Pujols’ career rate statistics are very impressive, but they don’t remotely do him justice, since he sacrificed them in an effort to hit counting statistic milestones late in his career: 700 home runs, 3,000 hits and 2,000 RBIs. To truly understand the greatness of “The Machine,” you need to look at his peak.
From 2001 to 2011, Pujols put up one of the greatest and most consistent stretches baseball has ever seen. He slashed .328/.420/.617 and averaged 40 home runs, 41 doubles and 121 RBIs per season. Playing at that level for one season usually means you’ll run away with the MVP award, and Pujols averaged those totals over 11 seasons.
There’s one statistic I didn’t mention — one that illustrates Pujols’ greatness more than anything else. Over those 11 seasons, he struck out in just 9.5% of his plate appearances. He had 271 more walks and 211 more extra-base hits than strikeouts. For a player to have more walks or extra-base hits than strikeouts in one season is rare enough, but Pujols did both handily over 11 years.
The only players in today’s game who avoid strikeouts as well as Pujols did are contact-first hitters without much power. In 2024, there were only three players who struck less than 9.5% of the time, and they hit 27 home runs combined — fewer than Pujols averaged by himself over 11 straight years.

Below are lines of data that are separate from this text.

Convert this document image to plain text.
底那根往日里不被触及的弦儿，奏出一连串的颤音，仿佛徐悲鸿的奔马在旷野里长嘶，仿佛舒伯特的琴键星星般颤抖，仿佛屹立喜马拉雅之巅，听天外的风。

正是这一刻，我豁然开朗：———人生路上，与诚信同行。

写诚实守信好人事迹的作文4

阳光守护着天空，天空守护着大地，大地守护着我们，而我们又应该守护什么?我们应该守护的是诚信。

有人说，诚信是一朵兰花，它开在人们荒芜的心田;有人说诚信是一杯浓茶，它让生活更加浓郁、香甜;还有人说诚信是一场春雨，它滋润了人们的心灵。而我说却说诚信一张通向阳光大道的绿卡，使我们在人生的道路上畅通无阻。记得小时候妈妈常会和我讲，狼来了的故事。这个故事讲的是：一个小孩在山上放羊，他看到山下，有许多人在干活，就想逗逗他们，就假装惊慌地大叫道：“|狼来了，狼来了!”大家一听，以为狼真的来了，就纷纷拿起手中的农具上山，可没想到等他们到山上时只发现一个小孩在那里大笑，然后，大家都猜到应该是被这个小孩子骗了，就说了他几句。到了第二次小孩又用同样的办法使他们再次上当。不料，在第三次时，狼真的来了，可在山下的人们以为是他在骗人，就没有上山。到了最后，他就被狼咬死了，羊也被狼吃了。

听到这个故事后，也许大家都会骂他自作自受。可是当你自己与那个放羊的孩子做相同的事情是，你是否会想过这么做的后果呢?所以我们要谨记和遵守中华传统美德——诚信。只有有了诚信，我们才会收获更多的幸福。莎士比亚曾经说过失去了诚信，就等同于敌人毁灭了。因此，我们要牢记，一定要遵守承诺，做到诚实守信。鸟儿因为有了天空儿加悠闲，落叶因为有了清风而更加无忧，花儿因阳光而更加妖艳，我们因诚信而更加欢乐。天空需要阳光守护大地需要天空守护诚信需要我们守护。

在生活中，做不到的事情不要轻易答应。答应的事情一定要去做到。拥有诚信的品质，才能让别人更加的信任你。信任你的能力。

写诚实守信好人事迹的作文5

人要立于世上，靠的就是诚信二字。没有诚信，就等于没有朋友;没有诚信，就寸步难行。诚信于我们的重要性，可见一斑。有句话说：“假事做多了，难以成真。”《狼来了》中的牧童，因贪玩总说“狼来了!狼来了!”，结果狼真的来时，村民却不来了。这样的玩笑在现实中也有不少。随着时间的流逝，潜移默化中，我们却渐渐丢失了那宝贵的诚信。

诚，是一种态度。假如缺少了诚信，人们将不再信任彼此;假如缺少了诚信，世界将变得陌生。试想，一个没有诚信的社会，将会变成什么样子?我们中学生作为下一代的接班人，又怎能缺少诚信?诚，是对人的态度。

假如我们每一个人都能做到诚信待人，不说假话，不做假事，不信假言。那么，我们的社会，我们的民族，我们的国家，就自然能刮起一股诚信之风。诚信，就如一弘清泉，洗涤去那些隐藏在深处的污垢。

By the same token, the only hitters today with Pujols’ slugging ability strike out at far higher clips. Judge, currently the best hitter in the world, can match and exceed Pujols’ raw power, but he has 1,209 strikeouts and 493 extra-base hits in his career. Los Angeles Angels’ Mike Trout, the best player of his generation, has already surpassed Pujols’ career total for strikeouts in 6,394 fewer plate appearances. Even New York Mets’ Juan Soto, whose prodigious power and plate discipline earned him the largest contract in North American sports history, still struck out in over 17% of his career plate appearances.
The only players who are even remotely in Pujols’ shadow today are Los Angeles Dodgers’ Mookie Betts and Cleveland Guardians’ José Ramírez, who have good power and low career strikeout percentages. However, both are now 32 years old —presumably past their prime — and their respective career OPS marks of .897 and .856 are lower than Pujols’ worst single-season OPS from 2001 to 2011. Neither has had a 40-home run season, a mark that Pujols hit six times in those 11 years.
As strikeouts have become so much more common in baseball, there are only a handful of hitters remaining with elite power and plate discipline; within those that remain, none are either as powerful or as disciplined as Pujols. Slugging and avoiding strikeouts are almost mutually exclusive in today’s game.
Among the players who have come after him, Pujols has no equal. He was the pinnacle of pure hitting, and because of the changing dynamics of baseball, we’ll probably never see a hitter like him again.